When I was a lad in junior high school, my friend Charles Lewis lived in a neighborhood that, by road, was fairly distant, but if you took the proper shortcut, it was just over the river and through the woods. From the end of his road, we knew there was a trail along the Smith River, which reputedly went out to Forest Park Country Club, about four miles away. One fine Saturday we decided to try out this trail on our bikes—pioneer spirit and all that, don't you know. Anyway, there's some rugged terrain out there, and I recall we struggled up and down a lot of hills, over creeks, through briers, all through this territory into which neither of us had ever ventured. Nowadays, there are a number of factories along the river and some houses not too far from the trail; back then, there weren't quite as many of either, and it seemed the remotest, most isolated place I'd ever gone. I remember emerging from the woods into a big meadow, which at first I jubilantly took to be one of the fairways at our destination. Nope. A little discouraged but certainly unwilling to go back the way we had come, we pressed on. It seemed like forever later that we finally saw a house up on the hillside to our left, away from the river.
Okay, we figured. There's a road up there, and since I knew all the roads in the neighborhood, it seemed the simplest solution to get back into familiar territory. We started up the hill into the yard.
A mean, gruff voice. A dude accompanied by a not-so-weenie dog, obviously displeased to see a pair of bedraggled young teenagers attempting to cut through his yard.
"We just want to get up to the road," we said.
"Not through my yard, you don't."
"Can you tell us what road that is?"
The burly dude looked at us and laughed. "Y'all are lost, aren't you. Well, good luck."
And that was that. No way we were getting past an asshole and his dog. So we returned to the trail and pedaled on. Finally, days and days later, it seemed, we began to see familiar signs of civilization, and...at long last...the golf course at Forest Park. (In reality, we'd been less than a half mile away when the mean old bastard shooed us off.)
In later years, a big field along the river back there, which locals called Belmont, became the site of some pretty wild parties. I attended several in my college and post-college days. Can't say as I rightly remember anything about them, though.

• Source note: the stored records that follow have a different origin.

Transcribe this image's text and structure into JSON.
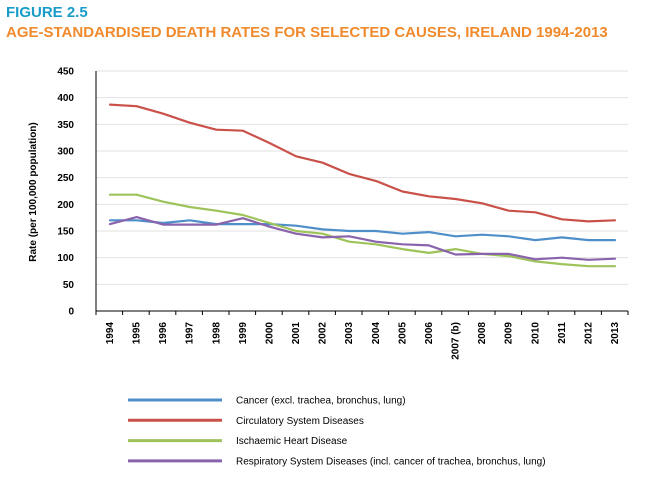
{
  "figure_label": "FIGURE 2.5",
  "chart_data": {
    "type": "line",
    "title": "AGE-STANDARDISED DEATH RATES FOR SELECTED CAUSES, IRELAND 1994-2013",
    "xlabel": "",
    "ylabel": "Rate (per 100,000 population)",
    "ylim": [
      0,
      450
    ],
    "yticks": [
      0,
      50,
      100,
      150,
      200,
      250,
      300,
      350,
      400,
      450
    ],
    "grid": true,
    "legend_position": "bottom",
    "categories": [
      "1994",
      "1995",
      "1996",
      "1997",
      "1998",
      "1999",
      "2000",
      "2001",
      "2002",
      "2003",
      "2004",
      "2005",
      "2006",
      "2007 (b)",
      "2008",
      "2009",
      "2010",
      "2011",
      "2012",
      "2013"
    ],
    "series": [
      {
        "name": "Cancer (excl. trachea, bronchus, lung)",
        "color": "#4f8fc9",
        "values": [
          170,
          170,
          165,
          170,
          163,
          163,
          163,
          160,
          153,
          150,
          150,
          145,
          148,
          140,
          143,
          140,
          133,
          138,
          133,
          133
        ]
      },
      {
        "name": "Circulatory System Diseases",
        "color": "#c9514a",
        "values": [
          387,
          384,
          370,
          353,
          340,
          338,
          315,
          290,
          278,
          257,
          244,
          224,
          215,
          210,
          202,
          188,
          185,
          172,
          168,
          170
        ]
      },
      {
        "name": "Ischaemic Heart Disease",
        "color": "#9dc35a",
        "values": [
          218,
          218,
          205,
          195,
          188,
          180,
          165,
          150,
          145,
          130,
          125,
          116,
          109,
          116,
          107,
          103,
          93,
          88,
          84,
          84
        ]
      },
      {
        "name": "Respiratory System Diseases (incl. cancer of trachea, bronchus, lung)",
        "color": "#8a63ad",
        "values": [
          163,
          176,
          162,
          162,
          162,
          174,
          158,
          145,
          138,
          140,
          130,
          125,
          123,
          106,
          107,
          107,
          97,
          100,
          96,
          98
        ]
      }
    ]
  }
}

Over the years, I felt a certain haunting nostalgia to revisit that old trail along the river, so probably a decade or so ago, I took it to heart to go back. There's some fine hiking there, to be sure, with numerous parallel and intersecting utility trails—clearly frequented by folks on motorcycles and four-wheelers, but in all the times I've been out there in recent years, I've never seen another living soul. Today, Brugger and I ventured farther along the river than I'd gone before, and it was certainly an interesting enough trek. Lots of signs of very old industry there...dating back God knows how long. Possibly since before I was born. Old pipes along a steep hillside completely enveloped by exposed tree roots. Electrical boxes that must have existed before electricity was discovered. Definitely some fun places to hide new caches—particularly of the more, er, challenging sort favored by many NC Triangle geocachers—so I expect I will be making a return trip in the not-too-distant future. It's a place of joy worth spreading.